In a compressed script, this may be stored as:

  • List:

...
the
...

  • Script:

The sword you have found in 0A stone has become weakened by 0A dark forces of evil. Travel back in time to save 0A world! Do not forget to save 0A princess, or you shall be cursed forever. Your destiny awaits you...

To decode the script, you will have to figure out which words correspond to which codes, then create a table file (see above).

In memory

A last resort is to try finding them in the game's memory while it's running. Cheat Engine can search for strings in the RAM, but these are limited to normal ASCII strings, so read the paragraph above. If you try this method, make sure you only try to search for strings in the area where you're at in the game. For instance, the strings for the options menu probably aren't loaded when you're talking to someone in a temple.

Images

Maybe you tried searching every way imaginable, without realizing that that string is actually an image. If this is the case, you can't change it without editing the image, but that's probably not what you want to do.

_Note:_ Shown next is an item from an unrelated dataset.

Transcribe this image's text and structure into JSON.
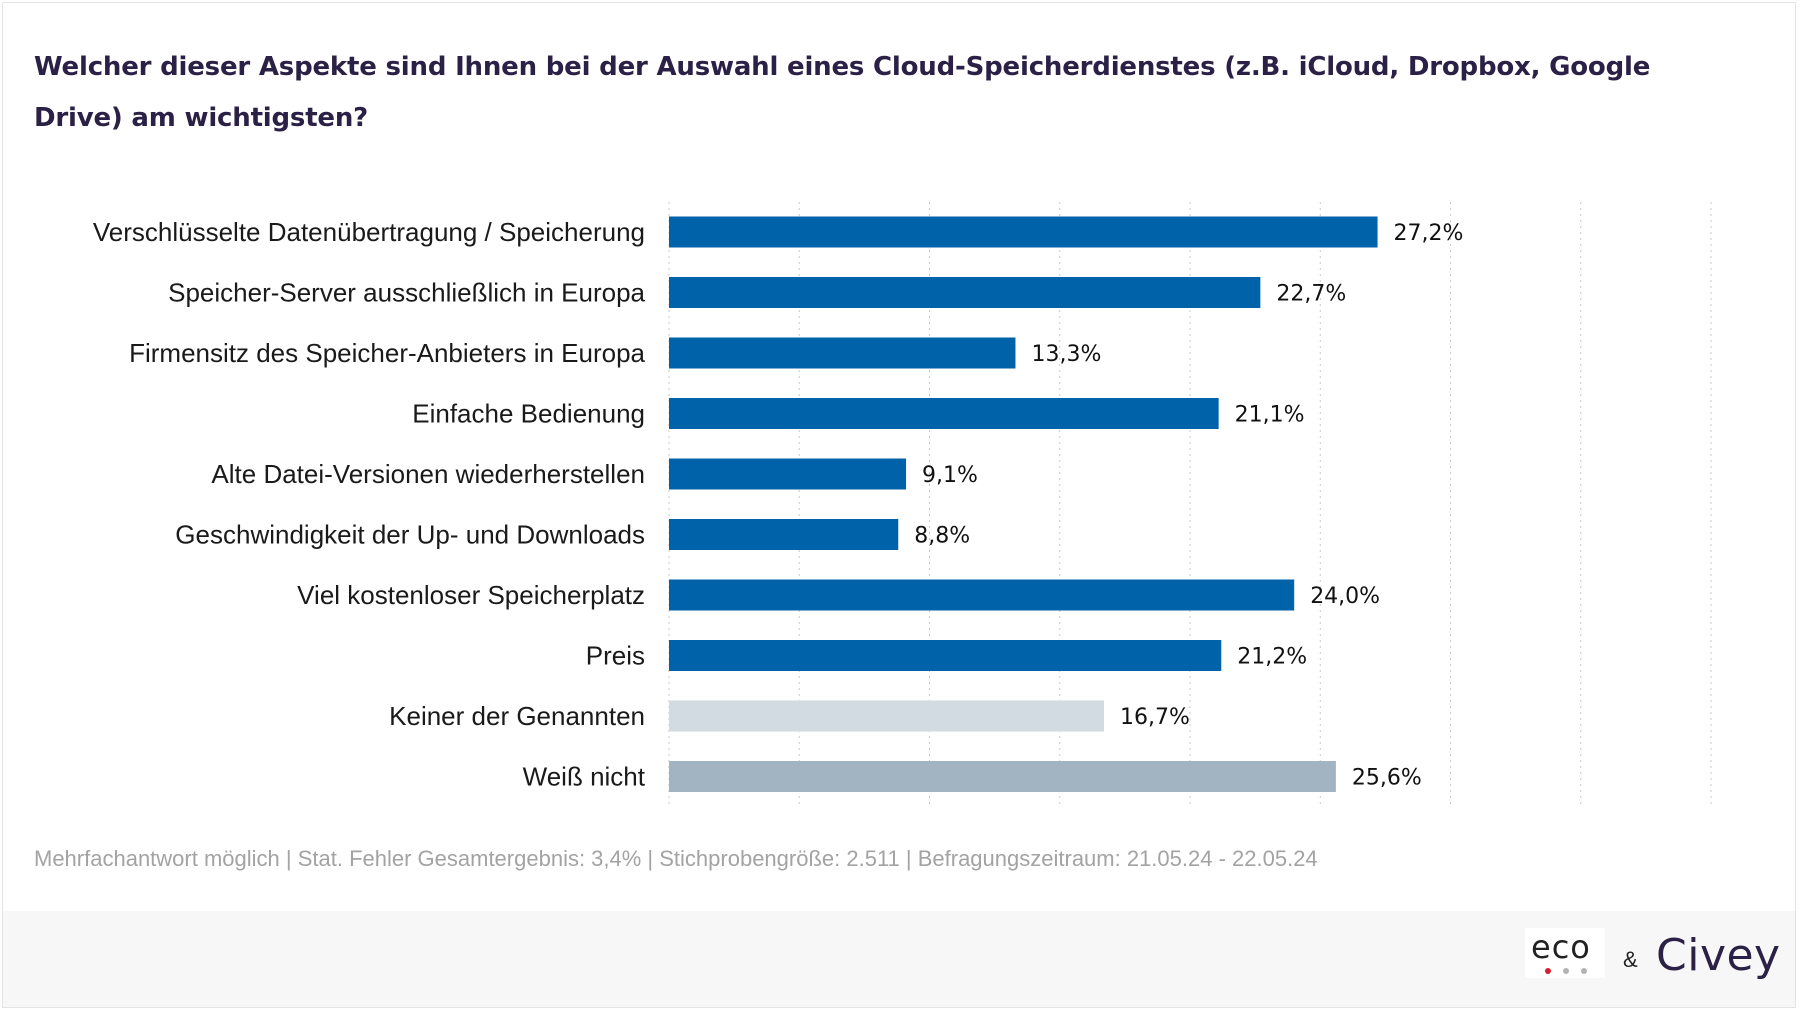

If this is the case, take a look at the Finding graphics guide.

One final note

Capitals. Remember that if the game has lower case and upper case characters, you should search for the strings with the appropriate case, because "A" (ASCII 41) is not the same as "a" (ASCII 61). If the characters are all the same case, you should try searching in all upper-case, and if you can't find anything, all lower-case. And if you think you can get anything, try "Normal Case", with upper-cased letters in the beginning of sentences and whatnot.

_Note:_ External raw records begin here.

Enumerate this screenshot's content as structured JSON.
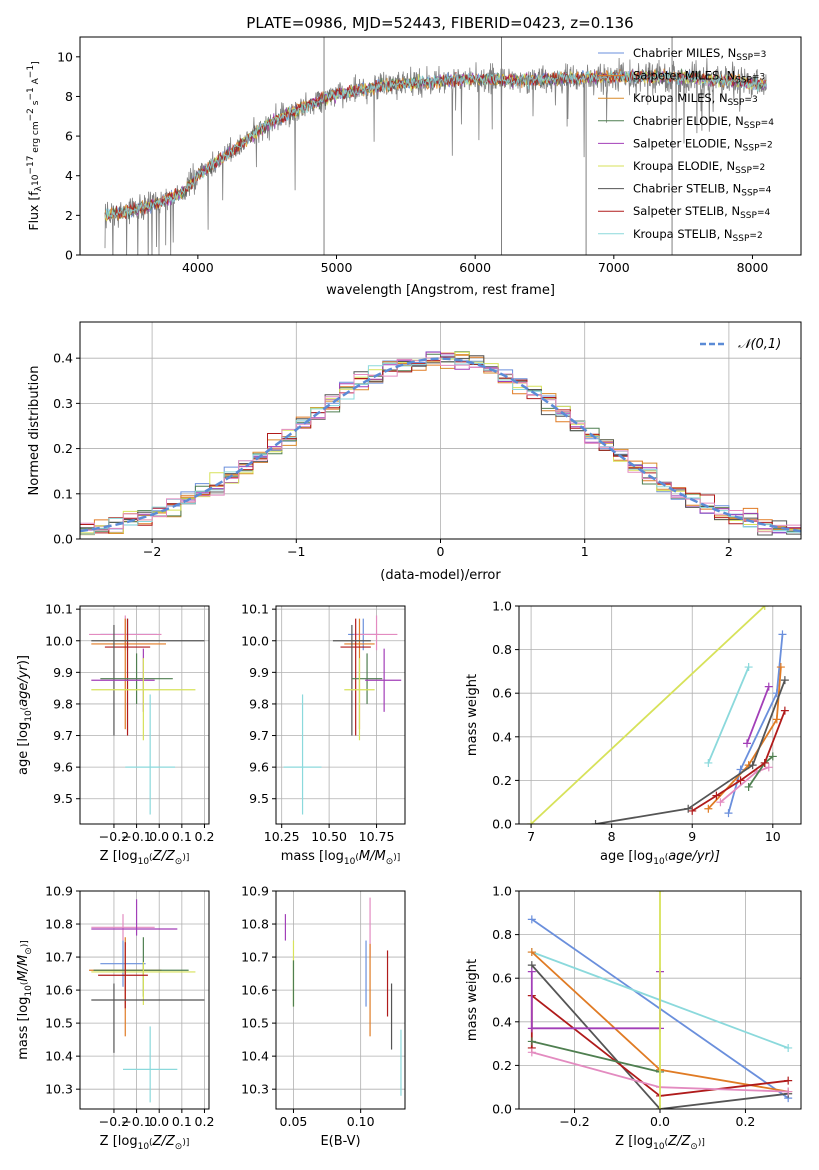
{
  "figure_title": "PLATE=0986, MJD=52443, FIBERID=0423, z=0.136",
  "colors": {
    "chabrier_miles": "#6a8fdc",
    "salpeter_miles": "#e07b24",
    "kroupa_miles": "#d98a2a",
    "chabrier_elodie": "#4f7f50",
    "salpeter_elodie": "#a23fb8",
    "kroupa_elodie": "#d7e25a",
    "chabrier_stelib": "#555555",
    "salpeter_stelib": "#b01b1b",
    "kroupa_stelib": "#8bd9dc",
    "pink": "#e38bc0",
    "normal": "#5b8bd6"
  },
  "chart_data": [
    {
      "id": "spectrum",
      "type": "line",
      "title": "PLATE=0986, MJD=52443, FIBERID=0423, z=0.136",
      "xlabel": "wavelength [Angstrom, rest frame]",
      "ylabel_parts": [
        "Flux [f",
        "λ",
        "10",
        "−17",
        " erg cm",
        "−2",
        " s",
        "−1",
        " A",
        "−1",
        "]"
      ],
      "xlim": [
        3150,
        8350
      ],
      "ylim": [
        0,
        11
      ],
      "xticks": [
        4000,
        5000,
        6000,
        7000,
        8000
      ],
      "yticks": [
        0,
        2,
        4,
        6,
        8,
        10
      ],
      "legend_position": "top-right",
      "legend": [
        {
          "name": "Chabrier MILES, N",
          "n": "3",
          "color": "#6a8fdc"
        },
        {
          "name": "Salpeter MILES, N",
          "n": "3",
          "color": "#e07b24"
        },
        {
          "name": "Kroupa MILES, N",
          "n": "3",
          "color": "#d98a2a"
        },
        {
          "name": "Chabrier ELODIE, N",
          "n": "4",
          "color": "#4f7f50"
        },
        {
          "name": "Salpeter ELODIE, N",
          "n": "2",
          "color": "#a23fb8"
        },
        {
          "name": "Kroupa ELODIE, N",
          "n": "2",
          "color": "#d7e25a"
        },
        {
          "name": "Chabrier STELIB, N",
          "n": "4",
          "color": "#555555"
        },
        {
          "name": "Salpeter STELIB, N",
          "n": "4",
          "color": "#b01b1b"
        },
        {
          "name": "Kroupa STELIB, N",
          "n": "2",
          "color": "#8bd9dc"
        }
      ],
      "legend_sub": "SSP",
      "continuum": {
        "x": [
          3330,
          3500,
          3700,
          3900,
          4000,
          4200,
          4500,
          4800,
          5000,
          5300,
          5600,
          6000,
          6300,
          6600,
          7000,
          7400,
          7800,
          8100
        ],
        "y": [
          2.0,
          2.2,
          2.6,
          3.2,
          4.0,
          5.0,
          6.6,
          7.6,
          8.1,
          8.5,
          8.7,
          8.9,
          8.8,
          8.9,
          9.0,
          9.0,
          8.8,
          8.6
        ]
      },
      "spikes": [
        {
          "x": 4910,
          "y0": 0,
          "y1": 11
        },
        {
          "x": 6190,
          "y0": 0,
          "y1": 11
        },
        {
          "x": 6800,
          "y0": 0,
          "y1": 9
        },
        {
          "x": 7420,
          "y0": 0,
          "y1": 11
        }
      ]
    },
    {
      "id": "residuals",
      "type": "histogram",
      "xlabel": "(data-model)/error",
      "ylabel": "Normed distribution",
      "xlim": [
        -2.5,
        2.5
      ],
      "ylim": [
        0,
        0.48
      ],
      "xticks": [
        -2,
        -1,
        0,
        1,
        2
      ],
      "yticks": [
        0.0,
        0.1,
        0.2,
        0.3,
        0.4
      ],
      "legend_position": "top-right",
      "legend": [
        {
          "name": "𝒩(0,1)",
          "color": "#5b8bd6"
        }
      ],
      "bin_width": 0.1
    },
    {
      "id": "age_vs_z",
      "type": "errorbar",
      "xlabel_parts": [
        "Z [log",
        "10",
        "(Z/Z",
        "⊙",
        ")]"
      ],
      "ylabel_parts": [
        "age  [log",
        "10",
        "(age/yr)]"
      ],
      "xlim": [
        -0.35,
        0.22
      ],
      "ylim": [
        9.42,
        10.11
      ],
      "xticks": [
        -0.2,
        -0.1,
        0.0,
        0.1,
        0.2
      ],
      "yticks": [
        9.5,
        9.6,
        9.7,
        9.8,
        9.9,
        10.0,
        10.1
      ],
      "points": [
        {
          "x": -0.14,
          "xerr": [
            0.12,
            0.13
          ],
          "y": 10.02,
          "yerr": [
            0.05,
            0.05
          ],
          "color": "#6a8fdc"
        },
        {
          "x": -0.15,
          "xerr": [
            0.16,
            0.16
          ],
          "y": 10.02,
          "yerr": [
            0.05,
            0.06
          ],
          "color": "#e38bc0"
        },
        {
          "x": -0.15,
          "xerr": [
            0.15,
            0.18
          ],
          "y": 9.99,
          "yerr": [
            0.27,
            0.08
          ],
          "color": "#e07b24"
        },
        {
          "x": -0.14,
          "xerr": [
            0.1,
            0.1
          ],
          "y": 9.98,
          "yerr": [
            0.28,
            0.09
          ],
          "color": "#b01b1b"
        },
        {
          "x": -0.2,
          "xerr": [
            0.1,
            0.4
          ],
          "y": 10.0,
          "yerr": [
            0.3,
            0.05
          ],
          "color": "#555555"
        },
        {
          "x": -0.1,
          "xerr": [
            0.16,
            0.16
          ],
          "y": 9.88,
          "yerr": [
            0.08,
            0.08
          ],
          "color": "#4f7f50"
        },
        {
          "x": -0.07,
          "xerr": [
            0.23,
            0.05
          ],
          "y": 9.875,
          "yerr": [
            0.1,
            0.1
          ],
          "color": "#a23fb8"
        },
        {
          "x": -0.07,
          "xerr": [
            0.23,
            0.23
          ],
          "y": 9.845,
          "yerr": [
            0.16,
            0.1
          ],
          "color": "#d7e25a"
        },
        {
          "x": -0.04,
          "xerr": [
            0.11,
            0.11
          ],
          "y": 9.6,
          "yerr": [
            0.15,
            0.23
          ],
          "color": "#8bd9dc"
        }
      ]
    },
    {
      "id": "age_vs_mass",
      "type": "errorbar",
      "xlabel_parts": [
        "mass [log",
        "10",
        "(M/M",
        "⊙",
        ")]"
      ],
      "xlim": [
        10.22,
        10.9
      ],
      "ylim": [
        9.42,
        10.11
      ],
      "xticks": [
        10.25,
        10.5,
        10.75
      ],
      "yticks": [
        9.5,
        9.6,
        9.7,
        9.8,
        9.9,
        10.0,
        10.1
      ],
      "points": [
        {
          "x": 10.68,
          "xerr": [
            0.08,
            0.08
          ],
          "y": 10.02,
          "yerr": [
            0.05,
            0.05
          ],
          "color": "#6a8fdc"
        },
        {
          "x": 10.75,
          "xerr": [
            0.12,
            0.11
          ],
          "y": 10.02,
          "yerr": [
            0.05,
            0.06
          ],
          "color": "#e38bc0"
        },
        {
          "x": 10.66,
          "xerr": [
            0.08,
            0.08
          ],
          "y": 9.99,
          "yerr": [
            0.27,
            0.08
          ],
          "color": "#e07b24"
        },
        {
          "x": 10.64,
          "xerr": [
            0.08,
            0.08
          ],
          "y": 9.98,
          "yerr": [
            0.28,
            0.09
          ],
          "color": "#b01b1b"
        },
        {
          "x": 10.62,
          "xerr": [
            0.1,
            0.1
          ],
          "y": 10.0,
          "yerr": [
            0.3,
            0.05
          ],
          "color": "#555555"
        },
        {
          "x": 10.7,
          "xerr": [
            0.08,
            0.08
          ],
          "y": 9.88,
          "yerr": [
            0.08,
            0.08
          ],
          "color": "#4f7f50"
        },
        {
          "x": 10.79,
          "xerr": [
            0.1,
            0.09
          ],
          "y": 9.875,
          "yerr": [
            0.1,
            0.1
          ],
          "color": "#a23fb8"
        },
        {
          "x": 10.66,
          "xerr": [
            0.08,
            0.08
          ],
          "y": 9.845,
          "yerr": [
            0.16,
            0.1
          ],
          "color": "#d7e25a"
        },
        {
          "x": 10.36,
          "xerr": [
            0.1,
            0.1
          ],
          "y": 9.6,
          "yerr": [
            0.15,
            0.23
          ],
          "color": "#8bd9dc"
        }
      ]
    },
    {
      "id": "weight_vs_age",
      "type": "line",
      "xlabel_parts": [
        "age  [log",
        "10",
        "(age/yr)]"
      ],
      "ylabel": "mass weight",
      "xlim": [
        6.85,
        10.35
      ],
      "ylim": [
        0,
        1.0
      ],
      "xticks": [
        7,
        8,
        9,
        10
      ],
      "yticks": [
        0.0,
        0.2,
        0.4,
        0.6,
        0.8,
        1.0
      ],
      "series": [
        {
          "color": "#d7e25a",
          "x": [
            7.0,
            9.9
          ],
          "y": [
            0.0,
            1.0
          ]
        },
        {
          "color": "#8bd9dc",
          "x": [
            9.2,
            9.7
          ],
          "y": [
            0.28,
            0.72
          ]
        },
        {
          "color": "#6a8fdc",
          "x": [
            9.45,
            9.6,
            10.05,
            10.12
          ],
          "y": [
            0.05,
            0.25,
            0.6,
            0.87
          ]
        },
        {
          "color": "#e07b24",
          "x": [
            9.2,
            9.7,
            10.05,
            10.1
          ],
          "y": [
            0.07,
            0.27,
            0.48,
            0.72
          ]
        },
        {
          "color": "#e38bc0",
          "x": [
            9.35,
            9.8,
            9.95
          ],
          "y": [
            0.1,
            0.24,
            0.26
          ]
        },
        {
          "color": "#a23fb8",
          "x": [
            9.68,
            9.95
          ],
          "y": [
            0.37,
            0.63
          ]
        },
        {
          "color": "#4f7f50",
          "x": [
            9.7,
            9.9,
            10.0
          ],
          "y": [
            0.17,
            0.28,
            0.31
          ]
        },
        {
          "color": "#b01b1b",
          "x": [
            9.0,
            9.3,
            9.6,
            9.9,
            10.15
          ],
          "y": [
            0.06,
            0.13,
            0.2,
            0.28,
            0.52
          ]
        },
        {
          "color": "#555555",
          "x": [
            7.8,
            8.95,
            9.75,
            10.15
          ],
          "y": [
            0.0,
            0.07,
            0.27,
            0.66
          ]
        }
      ]
    },
    {
      "id": "mass_vs_z",
      "type": "errorbar",
      "xlabel_parts": [
        "Z [log",
        "10",
        "(Z/Z",
        "⊙",
        ")]"
      ],
      "ylabel_parts": [
        "mass [log",
        "10",
        "(M/M",
        "⊙",
        ")]"
      ],
      "xlim": [
        -0.35,
        0.22
      ],
      "ylim": [
        10.24,
        10.9
      ],
      "xticks": [
        -0.2,
        -0.1,
        0.0,
        0.1,
        0.2
      ],
      "yticks": [
        10.3,
        10.4,
        10.5,
        10.6,
        10.7,
        10.8,
        10.9
      ],
      "points": [
        {
          "x": -0.16,
          "xerr": [
            0.14,
            0.14
          ],
          "y": 10.79,
          "yerr": [
            0.04,
            0.04
          ],
          "color": "#e38bc0"
        },
        {
          "x": -0.1,
          "xerr": [
            0.2,
            0.18
          ],
          "y": 10.785,
          "yerr": [
            0.02,
            0.09
          ],
          "color": "#a23fb8"
        },
        {
          "x": -0.16,
          "xerr": [
            0.1,
            0.1
          ],
          "y": 10.68,
          "yerr": [
            0.07,
            0.07
          ],
          "color": "#6a8fdc"
        },
        {
          "x": -0.15,
          "xerr": [
            0.16,
            0.16
          ],
          "y": 10.66,
          "yerr": [
            0.2,
            0.1
          ],
          "color": "#e07b24"
        },
        {
          "x": -0.07,
          "xerr": [
            0.22,
            0.2
          ],
          "y": 10.66,
          "yerr": [
            0.08,
            0.1
          ],
          "color": "#4f7f50"
        },
        {
          "x": -0.07,
          "xerr": [
            0.23,
            0.23
          ],
          "y": 10.655,
          "yerr": [
            0.1,
            0.03
          ],
          "color": "#d7e25a"
        },
        {
          "x": -0.15,
          "xerr": [
            0.12,
            0.1
          ],
          "y": 10.645,
          "yerr": [
            0.1,
            0.1
          ],
          "color": "#b01b1b"
        },
        {
          "x": -0.2,
          "xerr": [
            0.1,
            0.4
          ],
          "y": 10.57,
          "yerr": [
            0.16,
            0.05
          ],
          "color": "#555555"
        },
        {
          "x": -0.04,
          "xerr": [
            0.12,
            0.12
          ],
          "y": 10.36,
          "yerr": [
            0.1,
            0.13
          ],
          "color": "#8bd9dc"
        }
      ]
    },
    {
      "id": "mass_vs_ebv",
      "type": "errorbar",
      "xlabel": "E(B-V)",
      "xlim": [
        0.037,
        0.133
      ],
      "ylim": [
        10.24,
        10.9
      ],
      "xticks": [
        0.05,
        0.1
      ],
      "yticks": [
        10.3,
        10.4,
        10.5,
        10.6,
        10.7,
        10.8,
        10.9
      ],
      "points": [
        {
          "x": 0.044,
          "y": 10.79,
          "yerr": [
            0.04,
            0.04
          ],
          "color": "#a23fb8"
        },
        {
          "x": 0.05,
          "y": 10.65,
          "yerr": [
            0.1,
            0.1
          ],
          "color": "#d7e25a"
        },
        {
          "x": 0.05,
          "y": 10.62,
          "yerr": [
            0.07,
            0.07
          ],
          "color": "#4f7f50"
        },
        {
          "x": 0.104,
          "y": 10.65,
          "yerr": [
            0.1,
            0.1
          ],
          "color": "#6a8fdc"
        },
        {
          "x": 0.107,
          "y": 10.79,
          "yerr": [
            0.09,
            0.09
          ],
          "color": "#e38bc0"
        },
        {
          "x": 0.107,
          "y": 10.6,
          "yerr": [
            0.14,
            0.14
          ],
          "color": "#e07b24"
        },
        {
          "x": 0.12,
          "y": 10.62,
          "yerr": [
            0.1,
            0.1
          ],
          "color": "#b01b1b"
        },
        {
          "x": 0.123,
          "y": 10.52,
          "yerr": [
            0.1,
            0.1
          ],
          "color": "#555555"
        },
        {
          "x": 0.13,
          "y": 10.38,
          "yerr": [
            0.1,
            0.1
          ],
          "color": "#8bd9dc"
        }
      ]
    },
    {
      "id": "weight_vs_z",
      "type": "line",
      "xlabel_parts": [
        "Z [log",
        "10",
        "(Z/Z",
        "⊙",
        ")]"
      ],
      "ylabel": "mass weight",
      "xlim": [
        -0.33,
        0.33
      ],
      "ylim": [
        0,
        1.0
      ],
      "xticks": [
        -0.2,
        0.0,
        0.2
      ],
      "yticks": [
        0.0,
        0.2,
        0.4,
        0.6,
        0.8,
        1.0
      ],
      "series": [
        {
          "color": "#6a8fdc",
          "x": [
            -0.3,
            0.3
          ],
          "y": [
            0.87,
            0.05
          ]
        },
        {
          "color": "#8bd9dc",
          "x": [
            -0.3,
            0.3
          ],
          "y": [
            0.72,
            0.28
          ]
        },
        {
          "color": "#e07b24",
          "x": [
            -0.3,
            0.0,
            0.3
          ],
          "y": [
            0.72,
            0.18,
            0.08
          ]
        },
        {
          "color": "#555555",
          "x": [
            -0.3,
            0.0,
            0.3
          ],
          "y": [
            0.66,
            0.0,
            0.07
          ]
        },
        {
          "color": "#b01b1b",
          "x": [
            -0.3,
            -0.3,
            0.0,
            0.3
          ],
          "y": [
            0.28,
            0.52,
            0.06,
            0.13
          ]
        },
        {
          "color": "#4f7f50",
          "x": [
            -0.3,
            0.0
          ],
          "y": [
            0.31,
            0.17
          ]
        },
        {
          "color": "#e38bc0",
          "x": [
            -0.3,
            0.0,
            0.3
          ],
          "y": [
            0.26,
            0.1,
            0.08
          ]
        },
        {
          "color": "#a23fb8",
          "x": [
            -0.3,
            -0.3,
            0.0,
            0.0
          ],
          "y": [
            0.63,
            0.37,
            0.37,
            0.63
          ]
        },
        {
          "color": "#d7e25a",
          "x": [
            0.0,
            0.0
          ],
          "y": [
            0.0,
            1.0
          ]
        }
      ]
    }
  ]
}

This is because a string in the game may look like "FOREST", but its bytes are actually for the lower-cased characters; it's just their graphics that are upper-cased.

Various text tools

  • Standard on most, if not all, Unix systems; Windows equivalents can be found easily:
    • the strings command, which merely extracts ASCII strings from a file. Use man strings to find out how your variant works.
    • the grep command and its brothers, which merely searches for regular expressions in files (the others are egrep, which uses an extended regular expression syntax, and fgrep, which does not use regular expressions). Use man grep/egrep/fgrep to find out how your commands work.
  • bgrep
A small, open source tool that finds byte sequences in files or whole directory trees. You also have a wildcard byte (??) to search with. Far more useful than just for text. Must be built yourself; no binary distribution is availble.
Searches for ASCII and UTF-16 strings in files as well as Windows Resource strings. Mainly intended for Windows programs (it was developed by antivirus software maker McAfee).
Provides a Right-Click context menu to easily scan for text strings.
Right Click > Analyze file with FileAlyzer2 > Hex tab > Right Click > Scan for Strings - See tabs on right.
Useful for games installed on Windows. Can open .exe .dll files to view or edit strings and other information.